No. Payroll records showing individual employee salaries do not need to be included in the PAF. However, the file must include documentation explaining how the actual wage was determined and confirming that it meets or exceeds the prevailing wage. A general description of the wage system and the prevailing wage source is required. Individual salary details for other employees are not required to be publicly disclosed.
What happens if an employee leaves before the LCA expires?
The PAF must be retained for one year after the employee’s last day of employment under the LCA, or until one year after the LCA expires, whichever is later. Early departure does not shorten the retention requirement based on the LCA expiration date.

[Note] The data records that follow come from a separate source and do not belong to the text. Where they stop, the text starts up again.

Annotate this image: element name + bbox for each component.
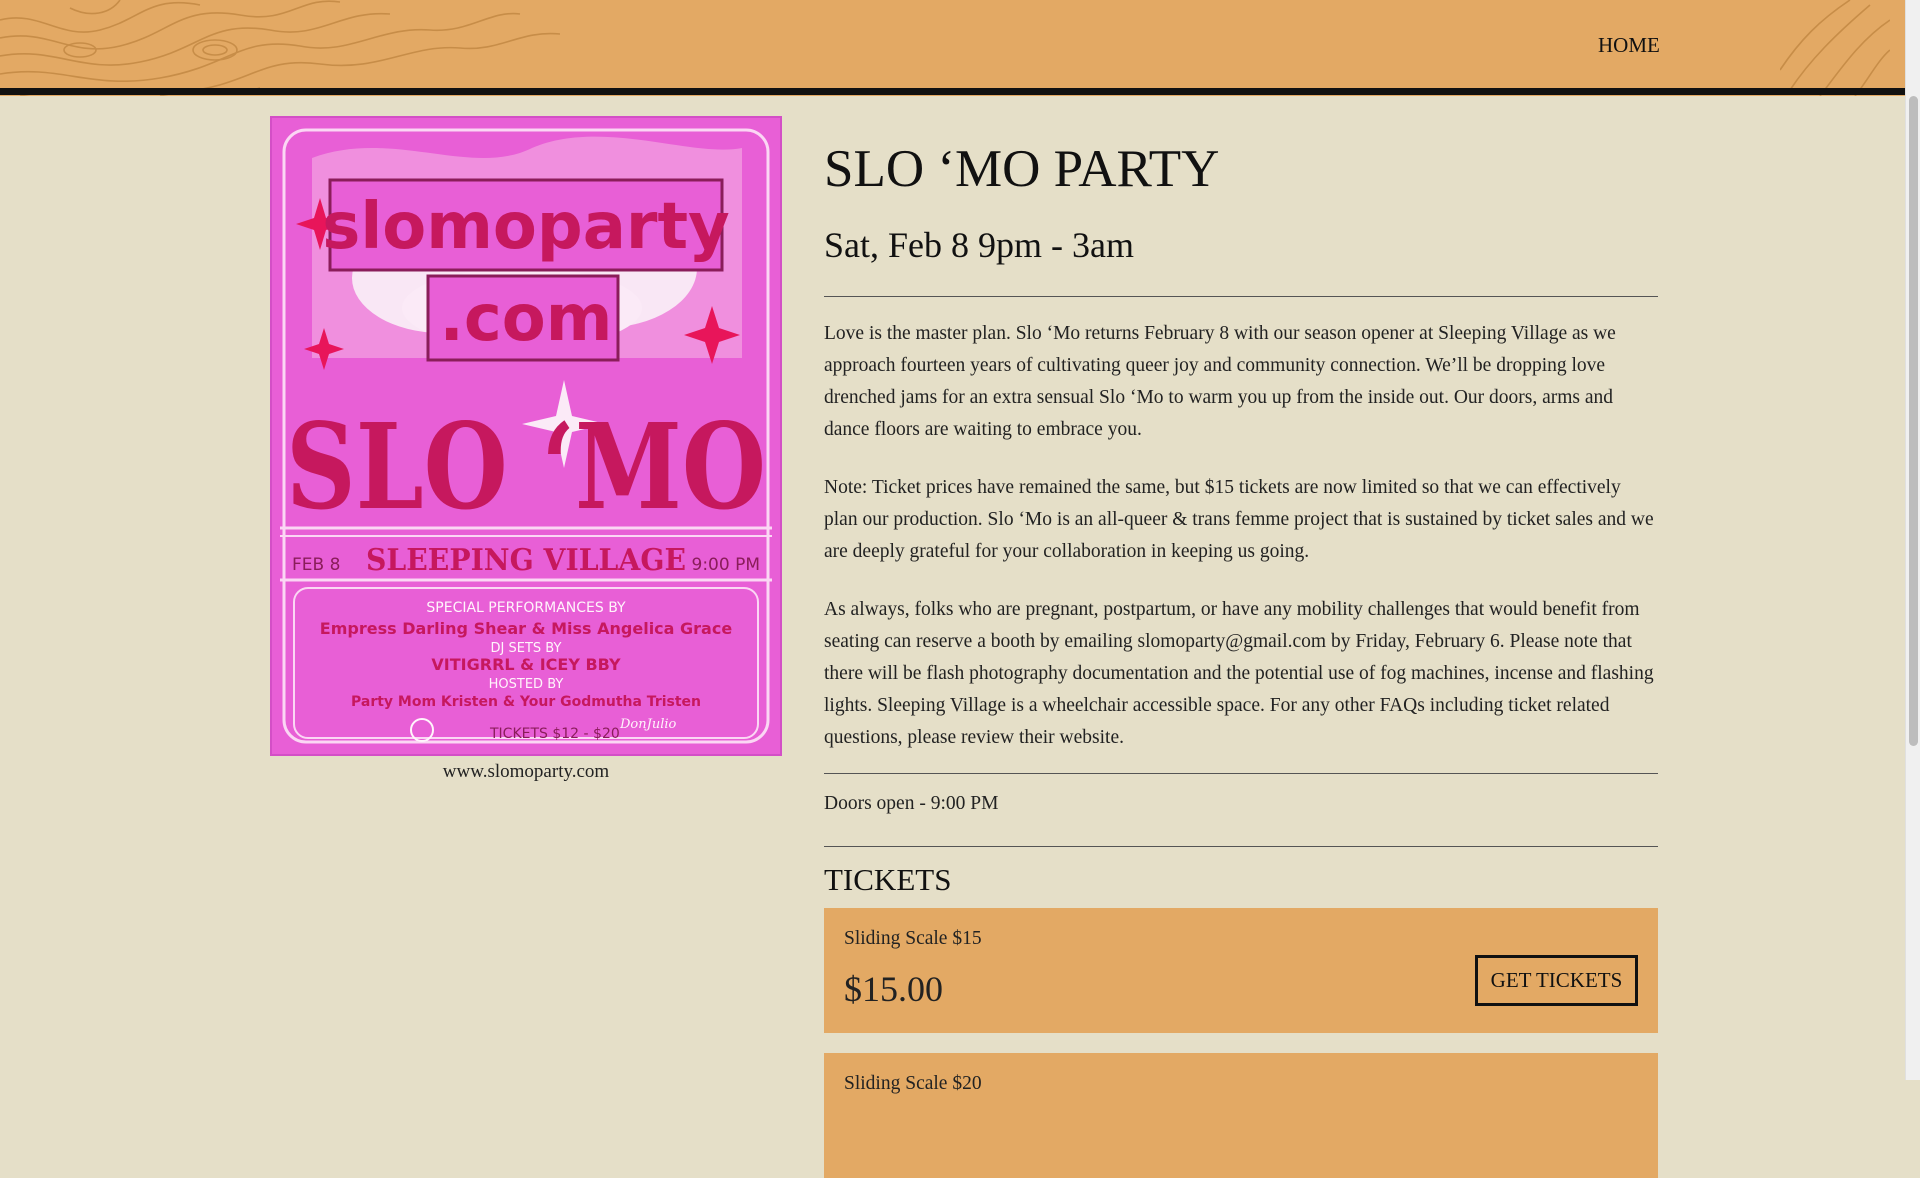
svg-text:DonJulio: DonJulio <box>619 717 677 732</box>
svg-text:Empress Darling Shear & Miss A: Empress Darling Shear & Miss Angelica Gr… <box>320 619 733 638</box>
svg-text:SPECIAL PERFORMANCES BY: SPECIAL PERFORMANCES BY <box>426 600 626 616</box>
event-description: Love is the master plan. Slo ‘Mo returns… <box>824 318 1658 780</box>
svg-text:TICKETS $12 - $20: TICKETS $12 - $20 <box>489 726 620 742</box>
ticket-price: $15.00 <box>844 969 943 1009</box>
site-header: HOME <box>0 0 1905 96</box>
svg-text:slomoparty: slomoparty <box>322 190 730 264</box>
description-paragraph: Love is the master plan. Slo ‘Mo returns… <box>824 323 1616 440</box>
scrollbar-thumb[interactable] <box>1909 96 1918 746</box>
ticket-card: Sliding Scale $20 <box>824 1053 1658 1178</box>
header-divider <box>0 88 1905 95</box>
page-scrollbar[interactable] <box>1905 0 1920 1080</box>
event-date: Sat, Feb 8 9pm - 3am <box>824 225 1134 266</box>
description-paragraph: As always, folks who are pregnant, postp… <box>824 599 1654 748</box>
divider <box>824 773 1658 774</box>
ticket-name: Sliding Scale $20 <box>844 1073 982 1094</box>
poster-artwork: slomoparty .com SLO ‘MO SLEEPING VILLAGE… <box>272 118 780 754</box>
nav-home-link[interactable]: HOME <box>1598 33 1660 58</box>
topographic-pattern-left <box>0 0 560 96</box>
svg-text:FEB 8: FEB 8 <box>292 555 340 575</box>
svg-text:9:00 PM: 9:00 PM <box>692 555 761 575</box>
event-header: SLO ‘MO PARTY Sat, Feb 8 9pm - 3am <box>824 140 1658 266</box>
divider <box>824 846 1658 847</box>
event-poster: slomoparty .com SLO ‘MO SLEEPING VILLAGE… <box>270 116 782 756</box>
poster-caption[interactable]: www.slomoparty.com <box>270 761 782 783</box>
event-title: SLO ‘MO PARTY <box>824 140 1220 198</box>
description-paragraph: Note: Ticket prices have remained the sa… <box>824 477 1654 562</box>
get-tickets-button[interactable]: GET TICKETS <box>1475 955 1638 1006</box>
svg-text:VITIGRRL & ICEY BBY: VITIGRRL & ICEY BBY <box>431 655 621 674</box>
tickets-heading: TICKETS <box>824 862 952 897</box>
topographic-pattern-right <box>1780 0 1890 96</box>
ticket-card: Sliding Scale $15 $15.00 GET TICKETS <box>824 908 1658 1033</box>
svg-text:HOSTED BY: HOSTED BY <box>489 677 564 692</box>
ticket-name: Sliding Scale $15 <box>844 928 982 949</box>
svg-text:DJ SETS BY: DJ SETS BY <box>491 641 562 656</box>
divider <box>824 296 1658 297</box>
svg-text:.com: .com <box>440 282 613 356</box>
svg-text:Party Mom Kristen & Your Godmu: Party Mom Kristen & Your Godmutha Triste… <box>351 694 701 710</box>
svg-text:SLEEPING VILLAGE: SLEEPING VILLAGE <box>366 543 686 578</box>
doors-open-time: Doors open - 9:00 PM <box>824 793 999 814</box>
svg-text:SLO ‘MO: SLO ‘MO <box>286 397 766 536</box>
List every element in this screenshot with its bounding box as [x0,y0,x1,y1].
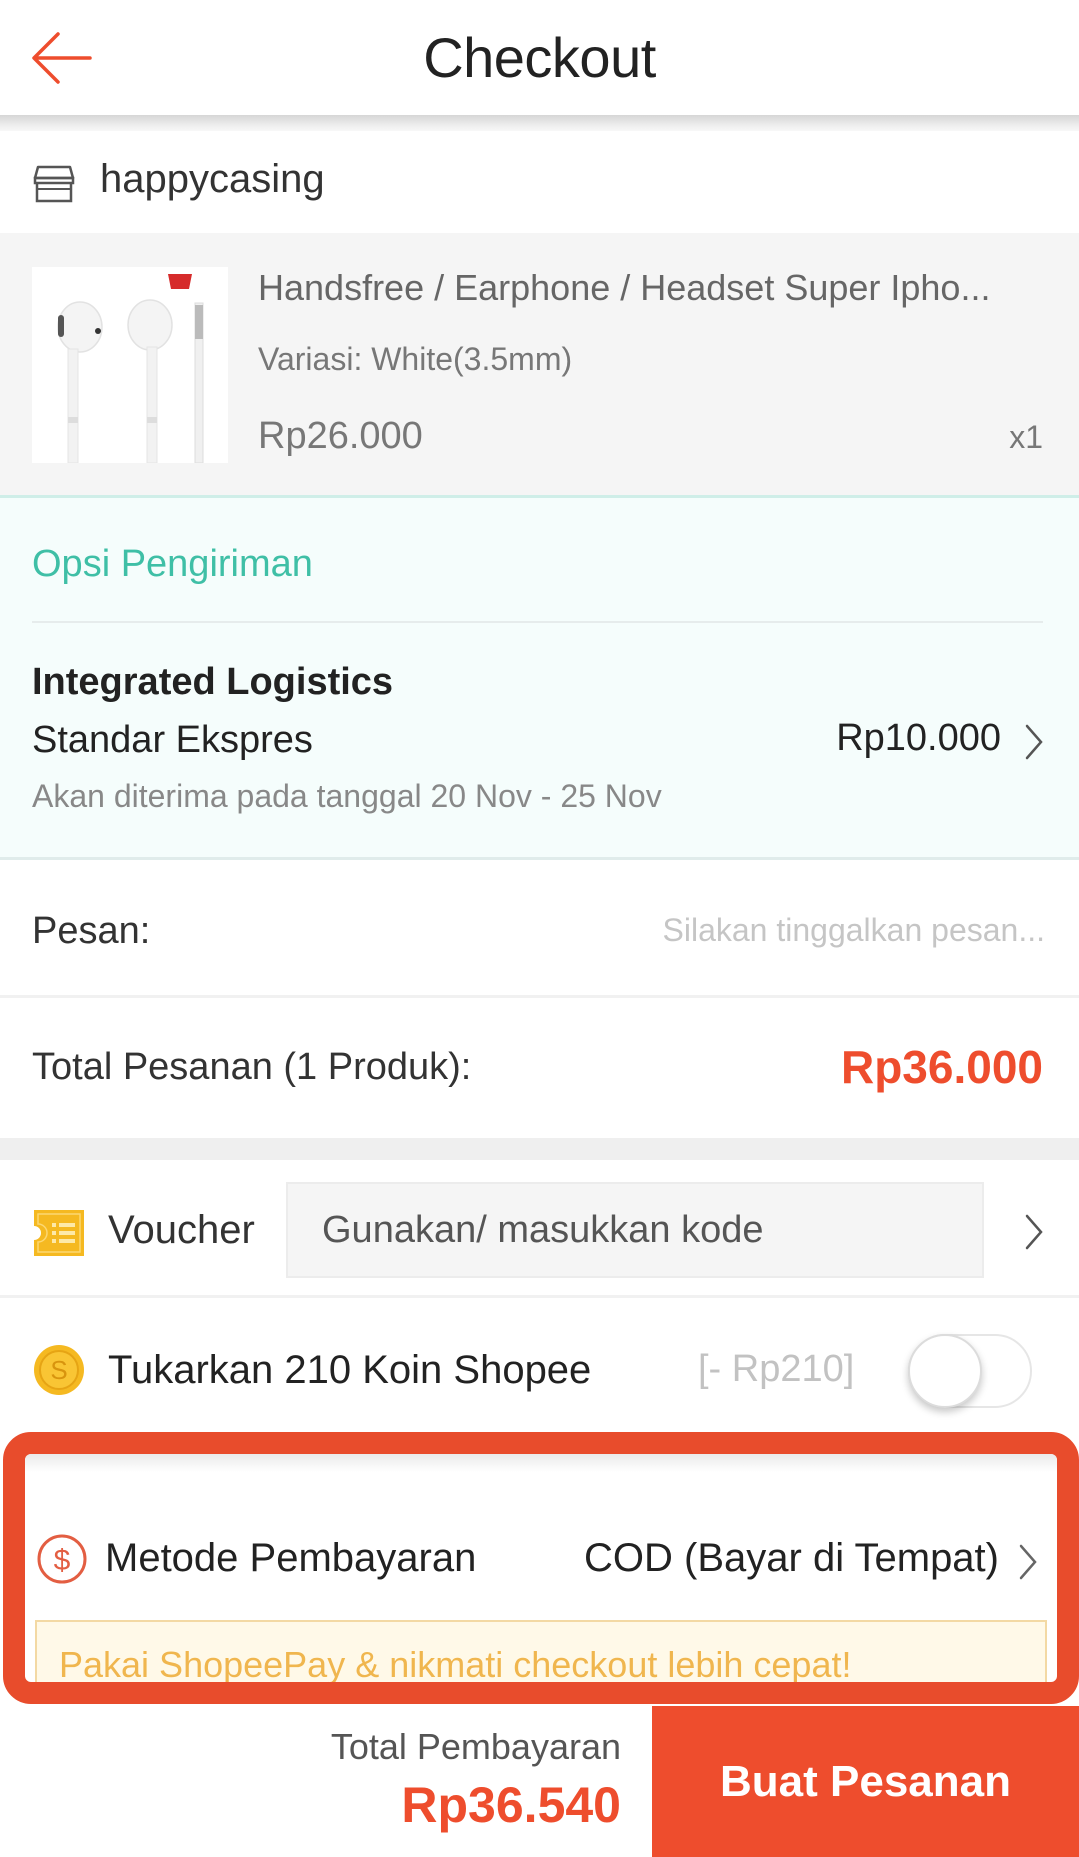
order-total-value: Rp36.000 [840,1041,1043,1093]
header: Checkout [0,0,1079,115]
product-item[interactable]: Handsfree / Earphone / Headset Super Iph… [0,233,1079,495]
dollar-circle-icon: $ [37,1534,87,1584]
payment-method-label: Metode Pembayaran [105,1536,477,1580]
total-payment-label: Total Pembayaran [330,1726,621,1767]
coins-label: Tukarkan 210 Koin Shopee [108,1348,592,1392]
product-variant: Variasi: White(3.5mm) [258,341,573,377]
payment-method-value: COD (Bayar di Tempat) [584,1536,999,1580]
shipping-section[interactable]: Opsi Pengiriman Integrated Logistics Sta… [0,495,1079,860]
shopeepay-promo-text: Pakai ShopeePay & nikmati checkout lebih… [59,1644,852,1685]
bottom-bar: Total Pembayaran Rp36.540 Buat Pesanan [0,1706,1079,1857]
voucher-code-input[interactable] [286,1182,984,1278]
voucher-ticket-icon [34,1210,84,1256]
shipping-heading: Opsi Pengiriman [32,543,313,585]
shop-row[interactable]: happycasing [0,131,1079,233]
chevron-right-icon[interactable] [1021,1212,1047,1252]
order-total-label: Total Pesanan (1 Produk): [32,1046,472,1088]
svg-text:S: S [50,1355,67,1385]
message-row: Pesan: [0,860,1079,998]
coins-amount: [- Rp210] [698,1348,855,1390]
voucher-row: Voucher [0,1160,1079,1298]
message-input[interactable] [525,900,1045,960]
shopee-coin-icon: S [34,1345,84,1395]
shipping-eta: Akan diterima pada tanggal 20 Nov - 25 N… [32,778,662,814]
header-divider [0,115,1079,131]
chevron-right-icon[interactable] [1015,1542,1041,1582]
place-order-button[interactable]: Buat Pesanan [652,1706,1079,1857]
product-image [32,267,228,463]
shipping-divider [32,621,1043,623]
svg-text:$: $ [54,1544,71,1577]
shop-name: happycasing [100,157,325,201]
product-price: Rp26.000 [258,415,423,457]
coins-toggle[interactable] [908,1334,1032,1408]
coins-row: S Tukarkan 210 Koin Shopee [- Rp210] [0,1298,1079,1428]
toggle-knob [908,1334,982,1408]
total-payment-value: Rp36.540 [401,1777,621,1833]
voucher-label: Voucher [108,1208,255,1252]
message-label: Pesan: [32,910,151,952]
shipping-provider: Integrated Logistics [32,661,394,703]
shipping-price: Rp10.000 [836,717,1001,759]
earphones-illustration [32,267,228,463]
shopeepay-promo-banner[interactable]: Pakai ShopeePay & nikmati checkout lebih… [35,1620,1047,1685]
product-title: Handsfree / Earphone / Headset Super Iph… [258,267,991,308]
payment-top-shadow [25,1454,1057,1472]
store-icon [33,165,75,203]
order-total-row: Total Pesanan (1 Produk): Rp36.000 [0,998,1079,1138]
section-gap [0,1138,1079,1160]
payment-method-highlight: $ Metode Pembayaran COD (Bayar di Tempat… [3,1432,1079,1704]
page-title: Checkout [423,26,656,89]
shipping-service: Standar Ekspres [32,719,313,761]
chevron-right-icon[interactable] [1021,722,1047,762]
product-quantity: x1 [1009,419,1043,455]
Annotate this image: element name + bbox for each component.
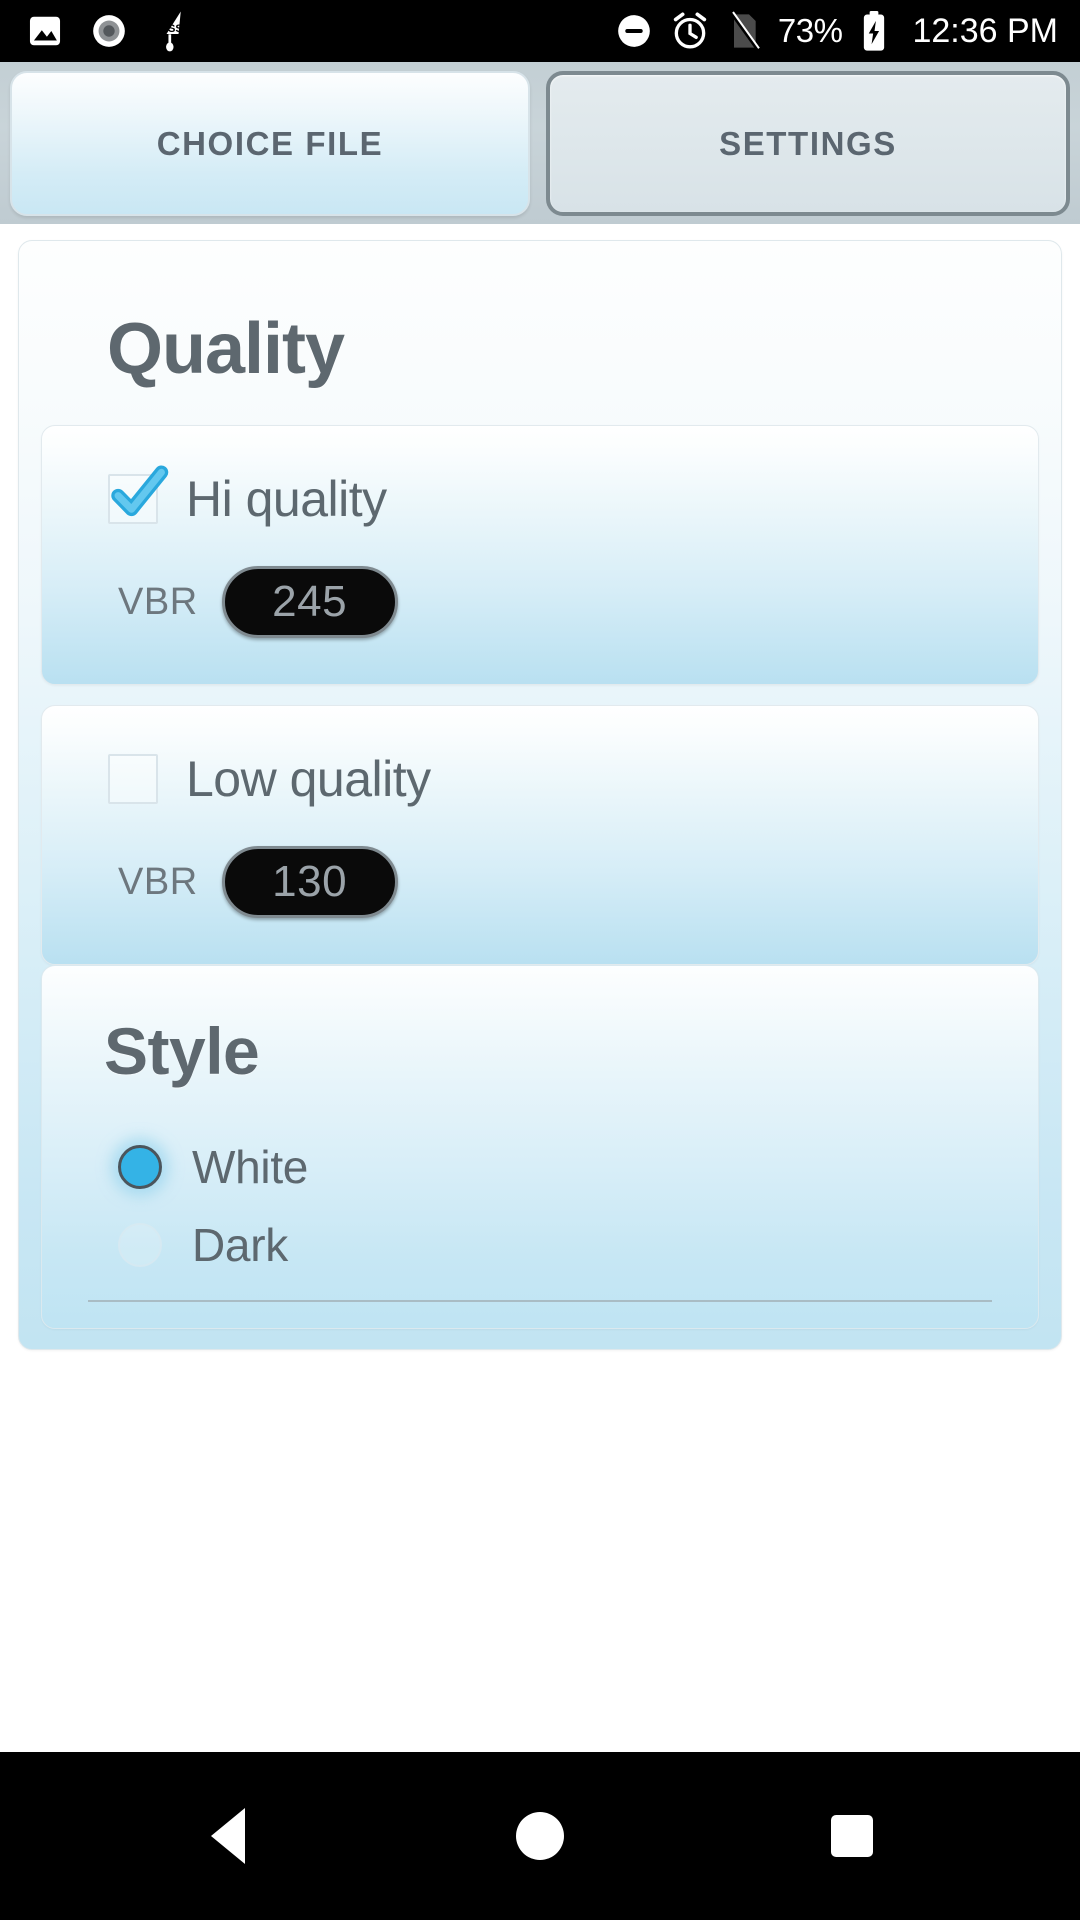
svg-text:SSH: SSH [168, 23, 191, 35]
low-quality-option-card: Low quality VBR 130 [41, 705, 1039, 965]
radio-white-icon[interactable] [118, 1145, 162, 1189]
style-option-white[interactable]: White [118, 1128, 1038, 1206]
navigation-bar [0, 1752, 1080, 1920]
hi-quality-vbr-value: 245 [272, 577, 348, 626]
recent-apps-button[interactable] [807, 1791, 897, 1881]
style-divider [88, 1300, 992, 1302]
quality-title: Quality [107, 309, 345, 389]
image-icon [26, 12, 64, 50]
status-bar-system-icons: 73% 12:36 PM [615, 10, 1058, 52]
low-quality-label: Low quality [186, 751, 431, 807]
status-bar-notification-icons: SSH [26, 10, 194, 52]
phone-screen: SSH 73% 12:36 PM CHOICE FILE SETTINGS Qu… [0, 0, 1080, 1920]
battery-charging-icon [859, 10, 889, 52]
hi-quality-label: Hi quality [186, 471, 387, 527]
tab-settings-label: SETTINGS [719, 124, 897, 162]
low-quality-row[interactable]: Low quality [108, 754, 1038, 804]
back-triangle-icon [211, 1808, 245, 1864]
alarm-icon [670, 11, 710, 51]
status-bar-clock: 12:36 PM [912, 11, 1058, 50]
low-quality-vbr-input[interactable]: 130 [221, 846, 398, 918]
hi-quality-checkbox[interactable] [108, 465, 169, 524]
home-circle-icon [516, 1812, 564, 1860]
hi-quality-row[interactable]: Hi quality [108, 465, 1038, 527]
low-quality-checkbox[interactable] [108, 754, 158, 804]
back-button[interactable] [183, 1791, 273, 1881]
low-quality-vbr-row: VBR 130 [118, 846, 1038, 918]
tab-choice-file[interactable]: CHOICE FILE [10, 71, 530, 216]
settings-content: Quality Hi quality VBR 245 Low quality V… [0, 224, 1080, 1752]
low-quality-vbr-label: VBR [118, 860, 198, 903]
do-not-disturb-icon [615, 12, 653, 50]
status-bar: SSH 73% 12:36 PM [0, 0, 1080, 62]
record-icon [90, 12, 128, 50]
tab-bar: CHOICE FILE SETTINGS [0, 62, 1080, 224]
hi-quality-option-card: Hi quality VBR 245 [41, 425, 1039, 685]
hi-quality-vbr-input[interactable]: 245 [221, 566, 398, 638]
low-quality-vbr-value: 130 [272, 857, 348, 906]
no-sim-icon [727, 11, 761, 51]
checkmark-icon [106, 460, 172, 526]
hi-quality-vbr-label: VBR [118, 580, 198, 623]
radio-dark-icon[interactable] [118, 1223, 162, 1267]
style-dark-label: Dark [192, 1219, 288, 1271]
quality-panel: Quality Hi quality VBR 245 Low quality V… [18, 240, 1062, 1350]
tab-choice-file-label: CHOICE FILE [156, 124, 384, 162]
hi-quality-vbr-row: VBR 245 [118, 566, 1038, 638]
home-button[interactable] [495, 1791, 585, 1881]
tab-settings[interactable]: SETTINGS [546, 71, 1070, 216]
ssh-icon: SSH [154, 10, 194, 52]
style-card: Style White Dark [41, 965, 1039, 1329]
style-white-label: White [192, 1141, 309, 1193]
recent-square-icon [831, 1815, 873, 1857]
style-title: Style [104, 1014, 260, 1088]
style-option-dark[interactable]: Dark [118, 1206, 1038, 1284]
battery-percent-label: 73% [777, 12, 843, 49]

Maintain the file for the longer of the two periods.
Can a member of the public really walk in and request to see our PAF?
Yes. Any member of the public may request inspection of an H-1B Public Access File. You must permit inspection during normal business hours. The person may photograph, scan, or transcribe the contents. You may charge reasonable copying fees if they want physical copies but you cannot deny inspection or charge fees that effectively prevent it.
Important Disclaimer
Important Disclaimer: The information on this page is for general educational purposes only and does not constitute legal advice. Immigration law and DOL regulations change frequently. Always verify current requirements at DOL.gov and USCIS.gov and consult a licensed immigration attorney before making any compliance decisions.
Build the System Once and Let It Run
The Public Access File is one of the least glamorous parts of H-1B compliance. It is also one of the most consistently cited sources of violations during DOL audits and USCIS site visits. The requirements are specific. The timing is strict. The retention period extends beyond active employment. And the consequences of non-compliance fall on both the employer and, indirectly, the H-1B worker whose petition depends on a properly supported LCA.
Create the PAF when the LCA is filed. Keep it separate from the personnel file. Document the posting requirement completely. Retain it for the full required period. Assign a specific HR team member to own PAF compliance at each worksite. These steps require very little time when done correctly from the start. They require enormous time and create significant legal exposure when done wrong or not at all.
The employers who sail through DOL audits are not the ones with the most sophisticated immigration programs. They are the ones who built simple, consistent processes and followed them every single time. That is genuinely achievable for any employer, regardless of size.
This post was written based on firsthand experience navigating the H-1B process and years of tracking DOL and USCIS compliance requirements. It is reviewed for accuracy before publishing. For legal decisions, always consult a licensed immigration attorney.